I hate to suggest that there may be more behind the more or less total dumping odf Linux in the Eee PC Netbooks by ASUS than meets the eye but I am beginning to worry and wonder.

We sure know that the folks at Redmond would and indeed will do anything to ensure that Microsoft and Windows is the primary operating system in the world for personal computing and that Microsoft retains the monopoly here with the aim being to have only one viable operating system really.

The latest Eee PC, of which we have spoken before, the Seashell, though still a small enough size for a Netbook though, in my opinion, being the absolute maximum in size with a ten inch screen. However, this Eee PC comes with Windows XP and no Linux versions are available. This makes that Eee PC no longer viable and of interest for me as a user.

Yes, it is indeed possible for anyone to install any Linux distribution onto it, by means of an external CD/DVD drive (you'd have to have your own, as the Seashell, in the same as other Eee PCs, has no optical drives) but that is not what I would be looking for.

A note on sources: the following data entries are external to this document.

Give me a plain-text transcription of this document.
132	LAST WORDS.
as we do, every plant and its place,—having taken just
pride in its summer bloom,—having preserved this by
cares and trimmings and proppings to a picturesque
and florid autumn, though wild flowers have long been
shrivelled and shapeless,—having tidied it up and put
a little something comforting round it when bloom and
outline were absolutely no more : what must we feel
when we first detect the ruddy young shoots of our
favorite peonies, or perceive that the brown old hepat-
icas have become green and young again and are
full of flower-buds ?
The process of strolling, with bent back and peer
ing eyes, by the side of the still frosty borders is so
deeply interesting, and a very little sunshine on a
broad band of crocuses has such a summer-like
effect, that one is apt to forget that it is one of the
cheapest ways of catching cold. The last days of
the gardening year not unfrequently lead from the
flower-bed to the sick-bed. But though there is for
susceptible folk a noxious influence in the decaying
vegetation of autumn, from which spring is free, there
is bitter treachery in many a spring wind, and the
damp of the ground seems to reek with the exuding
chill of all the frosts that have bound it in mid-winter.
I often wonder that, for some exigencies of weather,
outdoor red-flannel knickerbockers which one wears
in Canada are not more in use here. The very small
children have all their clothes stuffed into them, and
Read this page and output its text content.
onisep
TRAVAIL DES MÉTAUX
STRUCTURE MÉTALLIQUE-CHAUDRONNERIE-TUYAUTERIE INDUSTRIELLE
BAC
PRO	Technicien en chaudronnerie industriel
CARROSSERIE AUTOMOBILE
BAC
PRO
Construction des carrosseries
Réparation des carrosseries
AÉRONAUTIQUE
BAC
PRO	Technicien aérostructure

It is indeed as another journalist said at the event: It is a failure of the marketing section to not continue to “push” Linux. The version that is installed on the Eee PC in general, like my Eee PC 900, is a very nice and easy system that is extremely intuitive and easy for any new computer user.

Admittedly, mobile broadband dongles do not work on that Linux version – and only few work on Linux anyway. This is, however, not the problem of the developers; it is the fault of those that provide the mobile broadband services who seem to think that there is only Windows as an operating system for computers and hence do not make the dongles work with Linux. That is where the problem lies and mot with the operating system, regardless of whatever version of Linux.

While ASUS makes great products it is a shame to see them abandoning their own version of Linux that was the hallmark of the Eee PCs and which is that makes the Eee PC such a green machine too. Without Linux, in my opinion, it will lose that point; a point that seems to be lost at the company though.